Je vis avec mon compagnon, comme je l’ai dit plus haut, depuis plus de cinq ans. J’aime ce mot de compagnon, mais je sais aussi qu’il ne suffira pas. Que nous serons mariés. Quoi qu’en pensent tous ceux qui veulent nous dicter la manière de vivre nos vies. Quel que soit le résultat du combat législatif qui s’annonce. Parce que nous nous aimons. Parce que nous voulons vivre ensemble. Parce que nous voulons vieillir l’un à côté de l’autre. Parce que nous voulons mourir ensemble. Parce que nous voulons être enterrés ensemble. Parce que nous voulons protéger l’autre des aléas, lui léguer ce que nous aurons amassé lorsque l’un de nous viendra à mourir. Parce que nous voulons pouvoir être sûrs que personne d’autre que celui que nous avons choisi puisse prendre les décisions qui devront être prises si nous tombions dans un coma prolongé. Parce que nous sommes un. Un comme l’on m’avait enseigné que je serai une fois que j’aurais trouvé l’amour. Lorsque j’écoutais mes catéchistes. Lorsque le monde était simple. Lorsqu’on avait juste oublié de me dire qu’il me faudrait tant d’années pour me trouver. Pour m’accepter moi-même. Pour être enfin capable de vivre debout, droit, dans la vérité.

Mais que l’on vienne aujourd’hui me dire que je n’ai pas droit au mariage, qu’il y a d’autres solutions, que les unions civiles suffiront bien, que toutes les civilisations ont fait du mariage hétérosexuel le fondement des sociétés, qu’on ne peut lutter contre la loi de l’espèce, que nous mettons en danger l’essence même de nos groupes humains en demandant de pouvoir proclamer que nous nous aimons, j’y trouve quelque chose de profondément triste. De profondément rabaissant. D’incroyablement hypocrite. Parce que ce sont les mêmes qui défilent aujourd’hui qui défilaient déjà contre le PACS. Parce que ce sont les mêmes arguments, les mêmes peurs, les mêmes stéréotypes. Que l’on m’explique en quoi nous mettons le monde en danger en nous aimant. En voulant avoir une vie simple, heureuse, partagée. Dans les années 80 où j’ai grandi, on reprochait aux gays de mener une vie dissolue, d’être incapables de s’attacher, et l’on démontrait ainsi le désordre inhérent de leur sexualité. Seuls quelques âmes bienveillantes étaient capables de comprendre qu’il était impossible de bâtir une union stable sans la vivre au grand jour. Que la clandestinité à laquelle nous étions condamnés nous rendaient vulnérables parce qu’elle nous blessait. Fondamentalement.

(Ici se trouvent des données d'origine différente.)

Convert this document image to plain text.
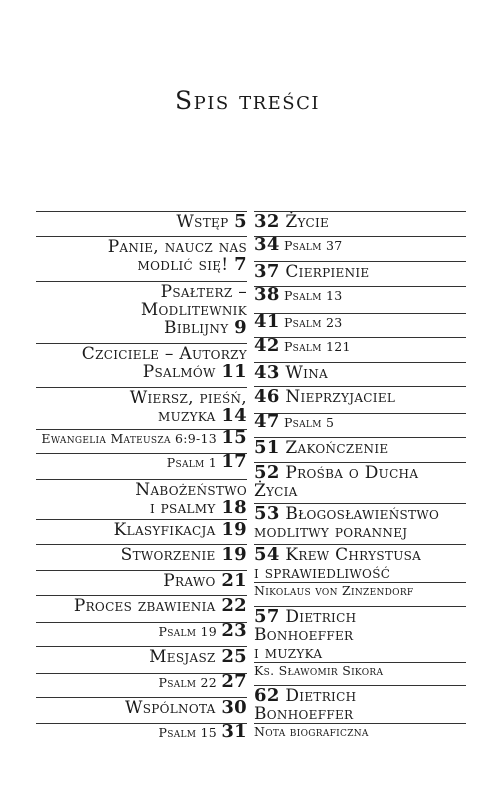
Spis treści
Wstęp 5
Panie, naucz nas
modlić się! 7
Psałterz –
Modlitewnik
Biblijny 9
Czciciele – Autorzy
Psalmów 11
Wiersz, pieśń,
muzyka 14
Ewangelia Mateusza 6:9-13 15
Psalm 1 17
Nabożeństwo
i psalmy 18
Klasyfikacja 19
Stworzenie 19
Prawo 21
Proces zbawienia 22
Psalm 19 23
Mesjasz 25
Psalm 22 27
Wspólnota 30
Psalm 15 31
32 Życie
34 Psalm 37
37 Cierpienie
38 Psalm 13
41 Psalm 23
42 Psalm 121
43 Wina
46 Nieprzyjaciel
47 Psalm 5
51 Zakończenie
52 Prośba o Ducha
Życia
53 Błogosławieństwo
modlitwy porannej
54 Krew Chrystusa
i sprawiedliwość
Nikolaus von Zinzendorf
57 Dietrich
Bonhoeffer
i muzyka
Ks. Sławomir Sikora
62 Dietrich
Bonhoeffer
Nota biograficzna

De voir aujourd’hui certains des miens lutter contre le mariage m’atteint plus qu’ils ne l’imaginent. Parce qu’ils ne réalisent pas que ce n’est pas contre un concept qu’ils luttent, mais contre un groupe d’hommes et de femmes. Contre nous. Contre moi. Ils cherchent à m’interdire d’épouser celui que j’aime. Celui que j’ai choisi. En dépit de toutes les embûches qui avaient été placées sur mon chemin pour m’empêcher de me découvrir pleinement. Dans la vérité de mon être. Quelle est cette vérité qu’il nous faudrait ne pas contempler ? Que l’humanité est complexe ? Que la sexualité ne peut pas être réduite à un modèle unique ? Comment est-il possible qu’une équation si simple puisse encore se poser en question ? Et quel est ce modèle qui aurait été de toute éternité et qu’il nous faudrait préserver. J’aime citer le cas d’Abraham et de Sarah, époux mais incapables de transmettre la vie parce que Sarah était stérile. Que fit donc Abraham ? Il eut un fils avec Agar, la servante de Sarah, et ce fils fut nommé Ismaël, et sa descendance fut nombreuse. Et rien de l’union avec Sarah ne fut mis en question parce qu’Abraham et Sarah s’étaient choisis. Comment est-il possible qu’on ait oublié cet épisode ? Et même, même s’il n’y avait eu qu’un modèle de toute éternité, où serait le mal à accepter le changement si ce changement correspondait à une évolution plus humaine, plus intelligente, plus douce. Car, j’y reviens toujours, il faut encore que l’on m’explique comment deux personnes qui choisissent de s’aimer, de s’aimer durablement, pourraient mettre en danger la société.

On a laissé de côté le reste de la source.